Event Sourcing

The Problem with Mutable State

When you store only current state, you lose history. A bank account table has a balance column. When a transfer occurs, you update the balance. The previous balance is gone. If you need to answer "what was this account's balance on March 3rd?" you cannot. If you need to know why the balance changed, you cannot. If a bug corrupted balances and you want to recompute them from scratch, you have no source of truth to replay. Audit trails require separate logging tables bolted on as an afterthought, and they frequently diverge from actual state.

Event sourcing addresses this by inverting the storage model: instead of storing current state and losing the history that produced it, store the history and derive the current state from it.

How It Works

Every state change is recorded as an immutable event appended to a log. For a bank account: AccountOpened, MoneyDeposited{amount: 500}, MoneyWithdrawn{amount: 200}, MoneyTransferred{to: "acc-456", amount: 100}. The current balance (200) is not stored anywhere. It is computed by replaying the event sequence. The event log is the source of truth.

Events are immutable. You never update or delete events. If a transaction was recorded in error, you append a compensating event (TransactionReversed) rather than modifying history.

Snapshots

Replaying the full event log on every read is impractical for long-lived aggregates. An account with 10 years of daily transactions might have 5,000 events. The solution is periodic snapshots: at regular intervals (every 500 events, for example), persist the computed current state as a snapshot. On read, load the most recent snapshot and replay only the events that occurred after it.
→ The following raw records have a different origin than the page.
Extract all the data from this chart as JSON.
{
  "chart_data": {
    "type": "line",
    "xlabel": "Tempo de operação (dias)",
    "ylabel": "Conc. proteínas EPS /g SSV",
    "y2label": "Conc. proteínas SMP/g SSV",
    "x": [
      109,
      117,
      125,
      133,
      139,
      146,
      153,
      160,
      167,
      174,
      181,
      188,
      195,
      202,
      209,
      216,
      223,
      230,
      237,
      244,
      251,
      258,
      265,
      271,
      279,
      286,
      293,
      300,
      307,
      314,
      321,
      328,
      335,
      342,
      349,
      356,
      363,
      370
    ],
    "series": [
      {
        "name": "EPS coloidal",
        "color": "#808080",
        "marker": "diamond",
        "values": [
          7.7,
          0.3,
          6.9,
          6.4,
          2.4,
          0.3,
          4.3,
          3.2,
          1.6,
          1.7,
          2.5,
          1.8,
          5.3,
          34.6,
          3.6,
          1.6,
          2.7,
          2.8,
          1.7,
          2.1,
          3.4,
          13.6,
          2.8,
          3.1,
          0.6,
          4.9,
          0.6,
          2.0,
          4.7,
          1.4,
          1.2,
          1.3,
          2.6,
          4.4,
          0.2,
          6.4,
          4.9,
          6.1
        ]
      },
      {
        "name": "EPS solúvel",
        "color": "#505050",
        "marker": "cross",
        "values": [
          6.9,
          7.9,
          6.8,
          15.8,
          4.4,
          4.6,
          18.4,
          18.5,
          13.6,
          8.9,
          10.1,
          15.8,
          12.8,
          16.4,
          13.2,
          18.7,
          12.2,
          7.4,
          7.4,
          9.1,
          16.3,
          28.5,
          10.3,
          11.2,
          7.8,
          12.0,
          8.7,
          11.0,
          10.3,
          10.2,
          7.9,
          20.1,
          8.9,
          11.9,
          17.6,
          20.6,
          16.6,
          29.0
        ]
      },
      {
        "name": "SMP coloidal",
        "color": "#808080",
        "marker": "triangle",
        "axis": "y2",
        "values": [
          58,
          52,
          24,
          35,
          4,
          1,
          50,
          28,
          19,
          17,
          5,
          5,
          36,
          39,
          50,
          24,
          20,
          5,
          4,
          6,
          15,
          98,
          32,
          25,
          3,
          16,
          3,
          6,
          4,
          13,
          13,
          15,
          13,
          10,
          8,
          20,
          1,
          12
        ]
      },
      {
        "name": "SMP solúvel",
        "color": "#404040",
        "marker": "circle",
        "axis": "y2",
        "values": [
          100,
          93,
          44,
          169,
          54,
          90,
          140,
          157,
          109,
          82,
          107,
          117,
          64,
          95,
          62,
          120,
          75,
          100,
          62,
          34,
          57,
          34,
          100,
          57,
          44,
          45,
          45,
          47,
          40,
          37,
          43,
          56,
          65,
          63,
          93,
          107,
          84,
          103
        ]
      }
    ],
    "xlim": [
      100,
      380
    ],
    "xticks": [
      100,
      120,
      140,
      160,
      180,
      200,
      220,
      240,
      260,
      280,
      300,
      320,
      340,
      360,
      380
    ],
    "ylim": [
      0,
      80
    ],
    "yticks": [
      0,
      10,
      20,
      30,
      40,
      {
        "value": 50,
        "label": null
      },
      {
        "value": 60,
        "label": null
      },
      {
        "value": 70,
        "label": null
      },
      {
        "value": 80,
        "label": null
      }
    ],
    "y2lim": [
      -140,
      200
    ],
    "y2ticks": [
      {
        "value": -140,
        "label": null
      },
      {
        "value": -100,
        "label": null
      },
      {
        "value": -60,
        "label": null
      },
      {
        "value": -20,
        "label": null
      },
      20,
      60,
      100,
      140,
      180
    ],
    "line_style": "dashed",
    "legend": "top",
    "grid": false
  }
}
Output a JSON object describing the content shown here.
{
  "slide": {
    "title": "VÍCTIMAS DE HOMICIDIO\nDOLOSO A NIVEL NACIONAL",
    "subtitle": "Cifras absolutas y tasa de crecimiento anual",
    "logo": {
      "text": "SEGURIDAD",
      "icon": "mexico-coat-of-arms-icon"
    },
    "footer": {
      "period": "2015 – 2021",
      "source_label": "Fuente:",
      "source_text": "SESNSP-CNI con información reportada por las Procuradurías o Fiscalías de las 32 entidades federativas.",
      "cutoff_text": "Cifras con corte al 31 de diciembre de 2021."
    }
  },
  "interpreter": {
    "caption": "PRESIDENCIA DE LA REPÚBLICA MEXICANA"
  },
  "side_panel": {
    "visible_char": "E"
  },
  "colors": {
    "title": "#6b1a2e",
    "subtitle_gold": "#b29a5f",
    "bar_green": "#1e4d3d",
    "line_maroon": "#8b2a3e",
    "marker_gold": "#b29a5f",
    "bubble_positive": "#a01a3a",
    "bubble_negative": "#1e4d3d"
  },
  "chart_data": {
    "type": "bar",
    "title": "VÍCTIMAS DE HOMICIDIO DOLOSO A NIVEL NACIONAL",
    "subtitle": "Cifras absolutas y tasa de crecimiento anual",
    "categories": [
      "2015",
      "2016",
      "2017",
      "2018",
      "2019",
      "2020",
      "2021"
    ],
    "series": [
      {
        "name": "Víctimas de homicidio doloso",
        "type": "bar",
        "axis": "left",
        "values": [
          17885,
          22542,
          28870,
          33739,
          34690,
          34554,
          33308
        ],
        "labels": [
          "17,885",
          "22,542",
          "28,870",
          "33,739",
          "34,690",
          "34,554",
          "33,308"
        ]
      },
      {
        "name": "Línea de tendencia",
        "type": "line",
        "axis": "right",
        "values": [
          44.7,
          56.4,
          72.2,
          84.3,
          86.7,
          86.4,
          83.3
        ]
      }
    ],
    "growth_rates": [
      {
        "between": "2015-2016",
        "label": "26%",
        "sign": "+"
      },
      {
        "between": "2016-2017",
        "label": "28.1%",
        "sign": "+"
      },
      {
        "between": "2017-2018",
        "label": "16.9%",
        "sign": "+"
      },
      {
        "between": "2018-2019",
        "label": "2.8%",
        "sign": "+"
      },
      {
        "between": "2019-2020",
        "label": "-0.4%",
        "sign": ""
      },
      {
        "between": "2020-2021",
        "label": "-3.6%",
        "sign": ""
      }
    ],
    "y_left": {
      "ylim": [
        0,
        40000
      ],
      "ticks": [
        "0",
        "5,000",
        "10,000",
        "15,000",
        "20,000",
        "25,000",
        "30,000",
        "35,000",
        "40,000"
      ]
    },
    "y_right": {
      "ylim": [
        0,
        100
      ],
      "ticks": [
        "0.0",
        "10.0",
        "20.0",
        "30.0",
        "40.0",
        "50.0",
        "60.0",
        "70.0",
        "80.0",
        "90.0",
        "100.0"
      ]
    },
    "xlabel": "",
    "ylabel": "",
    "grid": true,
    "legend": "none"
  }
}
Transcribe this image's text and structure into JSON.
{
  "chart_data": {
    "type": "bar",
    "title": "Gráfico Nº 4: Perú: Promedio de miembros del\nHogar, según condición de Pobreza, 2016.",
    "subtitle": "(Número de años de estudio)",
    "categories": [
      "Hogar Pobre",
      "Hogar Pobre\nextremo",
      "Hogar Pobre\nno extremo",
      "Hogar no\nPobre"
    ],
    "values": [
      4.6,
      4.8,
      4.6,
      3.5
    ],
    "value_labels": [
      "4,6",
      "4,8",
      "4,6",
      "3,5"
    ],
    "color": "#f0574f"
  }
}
Snapshot strategy is an operational decision balancing read latency against snapshot storage cost.

Projections

The event log is the write model. For reads, you build projections: separate read models optimized for specific query patterns. A AccountSummaryProjection might maintain a table of current balances per account. A MonthlyStatementProjection maintains transaction history grouped by month. Projections consume the event stream and maintain their own state asynchronously. This makes event sourcing naturally pair with CQRS.

Consistency Trade-off

Projections are eventually consistent with the event log. There is a window (typically milliseconds to seconds) between when an event is written and when all projections reflect it. Systems using event sourcing must be designed to tolerate this. Read-your-own-writes guarantees require reading directly from the event log for the requesting user's own operations, or using techniques like causality tokens.

Event Schema Evolution

Events are immutable but systems evolve. An event recorded in 2020 with a UserRegistered schema that lacked a referral_source field must still replay correctly in 2025 after the field was added. Schema versioning strategies: upcasting (transform old events to the current schema at read time), version tagging in the event payload, or maintaining separate event handlers per version. This is an ongoing operational concern that naive adopters of event sourcing underestimate. A system with 5 years of event history may need to handle 10 schema versions for a single event type.

When to Use It

Event sourcing is appropriate when: you need a complete audit trail (financial systems, healthcare, compliance-heavy domains), your domain has complex state transitions where history matters, you need to support temporal queries (state at a point in time), or you need to rebuild read models after discovering a projection bug.

It is inappropriate for: simple CRUD applications where history has no business value, high-frequency state updates (IoT sensor data at 10,000 writes per second) where storage cost grows prohibitively, or teams without experience managing the operational complexity of event logs, projection rebuilds, and schema evolution across years of history.